Under the international human rights laws and international customary law, states are bound to protect their rights of refugees and migrants as well as in order to provide them respect and dignity and to safeguard against their return in the event that they are at risk of having their rights violated.

Although international refugee law does not specifically mention environmental risks as causes of conflict or persecution however, it doesn’t relieve states from the obligation to meet the needs of those seeking protection from the effects of climate changes.

A Regional Framework

The preliminary results of my research indicate that the most effective approach to tackle human mobility within relation to climate changes is on a regional scale. This is especially applicable to the Pacific in which a few regional strategies have recently proven their effectiveness.

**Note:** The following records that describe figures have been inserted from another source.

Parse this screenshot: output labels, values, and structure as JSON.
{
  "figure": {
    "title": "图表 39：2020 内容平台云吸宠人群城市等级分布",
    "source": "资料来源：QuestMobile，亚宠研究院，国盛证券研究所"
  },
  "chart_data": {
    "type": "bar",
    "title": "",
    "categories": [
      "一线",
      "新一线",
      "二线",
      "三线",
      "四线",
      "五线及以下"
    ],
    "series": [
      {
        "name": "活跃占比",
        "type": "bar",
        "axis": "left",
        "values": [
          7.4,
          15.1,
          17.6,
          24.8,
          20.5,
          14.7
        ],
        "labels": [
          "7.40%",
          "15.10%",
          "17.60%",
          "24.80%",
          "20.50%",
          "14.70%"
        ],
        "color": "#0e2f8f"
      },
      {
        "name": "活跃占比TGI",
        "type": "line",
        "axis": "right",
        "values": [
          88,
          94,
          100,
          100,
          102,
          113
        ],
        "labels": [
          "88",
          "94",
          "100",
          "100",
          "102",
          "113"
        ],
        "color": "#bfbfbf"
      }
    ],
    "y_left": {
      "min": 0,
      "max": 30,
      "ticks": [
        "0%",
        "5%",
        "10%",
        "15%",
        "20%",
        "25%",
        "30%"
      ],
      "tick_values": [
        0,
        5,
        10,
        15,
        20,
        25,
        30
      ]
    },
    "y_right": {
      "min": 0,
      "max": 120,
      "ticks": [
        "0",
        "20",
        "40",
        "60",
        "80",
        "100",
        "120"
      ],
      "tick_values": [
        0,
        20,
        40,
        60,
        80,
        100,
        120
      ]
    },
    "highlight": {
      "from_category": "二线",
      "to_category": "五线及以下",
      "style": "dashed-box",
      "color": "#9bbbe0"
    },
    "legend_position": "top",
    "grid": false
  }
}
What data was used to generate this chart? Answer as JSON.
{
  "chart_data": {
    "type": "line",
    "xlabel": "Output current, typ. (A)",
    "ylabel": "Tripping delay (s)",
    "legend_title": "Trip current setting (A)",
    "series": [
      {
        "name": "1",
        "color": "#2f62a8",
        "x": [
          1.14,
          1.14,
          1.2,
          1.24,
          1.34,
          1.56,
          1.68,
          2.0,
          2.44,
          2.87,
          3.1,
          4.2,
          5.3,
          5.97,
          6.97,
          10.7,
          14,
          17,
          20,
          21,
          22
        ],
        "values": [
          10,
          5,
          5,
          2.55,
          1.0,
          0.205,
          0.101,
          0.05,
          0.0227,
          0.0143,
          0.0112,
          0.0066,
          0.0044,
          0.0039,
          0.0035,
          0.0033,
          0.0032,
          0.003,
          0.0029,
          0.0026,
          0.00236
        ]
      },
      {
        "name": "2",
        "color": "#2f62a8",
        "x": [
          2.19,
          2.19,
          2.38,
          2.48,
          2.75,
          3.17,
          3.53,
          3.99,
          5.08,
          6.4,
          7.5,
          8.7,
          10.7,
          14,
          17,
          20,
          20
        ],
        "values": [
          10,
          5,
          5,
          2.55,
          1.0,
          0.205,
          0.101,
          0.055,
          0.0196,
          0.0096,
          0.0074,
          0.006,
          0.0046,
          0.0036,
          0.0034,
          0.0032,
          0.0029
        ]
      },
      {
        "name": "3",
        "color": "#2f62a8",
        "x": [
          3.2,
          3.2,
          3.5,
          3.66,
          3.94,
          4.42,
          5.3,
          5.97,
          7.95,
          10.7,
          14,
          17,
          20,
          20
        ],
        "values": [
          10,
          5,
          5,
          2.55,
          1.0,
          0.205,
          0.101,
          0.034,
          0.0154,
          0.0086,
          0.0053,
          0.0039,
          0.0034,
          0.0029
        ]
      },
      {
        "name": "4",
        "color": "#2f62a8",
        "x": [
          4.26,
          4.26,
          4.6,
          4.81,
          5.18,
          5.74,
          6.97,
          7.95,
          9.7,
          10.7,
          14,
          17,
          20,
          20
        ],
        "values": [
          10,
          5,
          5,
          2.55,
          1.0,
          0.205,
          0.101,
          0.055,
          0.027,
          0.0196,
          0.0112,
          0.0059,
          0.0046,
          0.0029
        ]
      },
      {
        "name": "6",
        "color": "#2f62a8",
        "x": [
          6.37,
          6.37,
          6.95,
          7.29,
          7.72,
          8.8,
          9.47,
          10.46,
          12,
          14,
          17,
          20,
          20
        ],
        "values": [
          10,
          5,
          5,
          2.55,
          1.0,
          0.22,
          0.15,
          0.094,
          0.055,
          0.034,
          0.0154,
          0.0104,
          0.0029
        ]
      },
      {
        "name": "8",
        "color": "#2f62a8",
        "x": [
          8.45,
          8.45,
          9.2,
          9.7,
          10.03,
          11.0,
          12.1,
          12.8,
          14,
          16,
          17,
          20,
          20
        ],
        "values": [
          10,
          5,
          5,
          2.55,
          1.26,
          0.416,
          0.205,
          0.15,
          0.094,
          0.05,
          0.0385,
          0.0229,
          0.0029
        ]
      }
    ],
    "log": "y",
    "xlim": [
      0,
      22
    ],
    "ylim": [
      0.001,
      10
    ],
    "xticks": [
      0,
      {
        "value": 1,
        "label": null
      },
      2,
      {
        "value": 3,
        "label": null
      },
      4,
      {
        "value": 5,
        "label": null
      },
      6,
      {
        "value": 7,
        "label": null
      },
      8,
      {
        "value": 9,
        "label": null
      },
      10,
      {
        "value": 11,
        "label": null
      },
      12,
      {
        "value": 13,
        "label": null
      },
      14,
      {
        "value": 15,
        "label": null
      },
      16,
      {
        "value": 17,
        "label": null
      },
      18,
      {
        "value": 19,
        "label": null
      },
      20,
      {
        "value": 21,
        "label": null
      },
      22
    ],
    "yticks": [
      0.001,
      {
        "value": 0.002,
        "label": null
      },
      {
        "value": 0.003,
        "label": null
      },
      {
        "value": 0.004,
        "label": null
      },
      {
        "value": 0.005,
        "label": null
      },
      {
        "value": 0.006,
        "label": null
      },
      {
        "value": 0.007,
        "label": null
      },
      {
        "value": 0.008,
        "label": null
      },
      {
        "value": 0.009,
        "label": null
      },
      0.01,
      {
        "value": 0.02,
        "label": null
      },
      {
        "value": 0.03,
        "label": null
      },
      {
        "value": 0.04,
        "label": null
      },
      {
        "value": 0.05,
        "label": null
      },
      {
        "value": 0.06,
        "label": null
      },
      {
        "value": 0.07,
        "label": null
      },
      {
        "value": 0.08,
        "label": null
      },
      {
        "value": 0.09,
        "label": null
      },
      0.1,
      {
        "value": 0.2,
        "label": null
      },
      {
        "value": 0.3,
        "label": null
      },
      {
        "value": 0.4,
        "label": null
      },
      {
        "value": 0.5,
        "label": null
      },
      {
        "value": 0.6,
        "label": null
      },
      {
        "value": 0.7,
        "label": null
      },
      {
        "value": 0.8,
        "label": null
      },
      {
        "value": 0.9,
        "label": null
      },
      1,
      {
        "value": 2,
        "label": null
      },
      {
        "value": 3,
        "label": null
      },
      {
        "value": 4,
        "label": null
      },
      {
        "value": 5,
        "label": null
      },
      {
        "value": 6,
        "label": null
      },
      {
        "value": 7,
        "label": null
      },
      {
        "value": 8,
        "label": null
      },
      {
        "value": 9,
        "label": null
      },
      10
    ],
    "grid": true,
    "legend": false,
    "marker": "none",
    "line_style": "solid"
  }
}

A regional framework that could be developed regarding human mobility as well as climate change, that could consider both customary and regular customary law, will address the rights of migrants and to fill in the gaps at an international level, and aid the state’s individual inability when it comes to addressing this issue on a national scale.

It is evident that on a global scale the process of negotiating on an international framework to deal with climate change could be lengthy and not always focused on the needs of migrants. It requires political will and sometimes, it doesn’t benefit the countries that are most affected. However it takes time and time is something that people who are affected by climate changes, who are able to move, but don’t have.

On a national scale, many states in which displacement or migration occur are lacking human and financial resources, and have a limited capacity to deal with the issue by themselves.

In the course of an regional meeting of Climate Change and Migration in the Pacific hosted by the Pacific Islands Forum Secretariat (PIFS) as well as the United Nations Economic and Social Commission for Asia and the Pacific (UN-ESCAP) in early December high-ranking Pacific island government officials advocated the need to find quick solutions to meet the demands of people who are in motion by creating an appropriate regional framework.

The 10 Pacific country representatives who took part at the conference aimed to develop internal guidelines to tackle the issue of human mobility, but also respecting the sovereignty of states when making decisions on their own. They are also looking at developing a legally binding document that regulates human mobility across borders, with a focus in sharing of experiences and respect for each other and a shared cultural identity.

The efforts will continue in 2017 on both the political as well as technical levels – to speed up this groundbreaking regional effort to tackle climate change and mobility of humans.

Again the Pacific is in the frontline.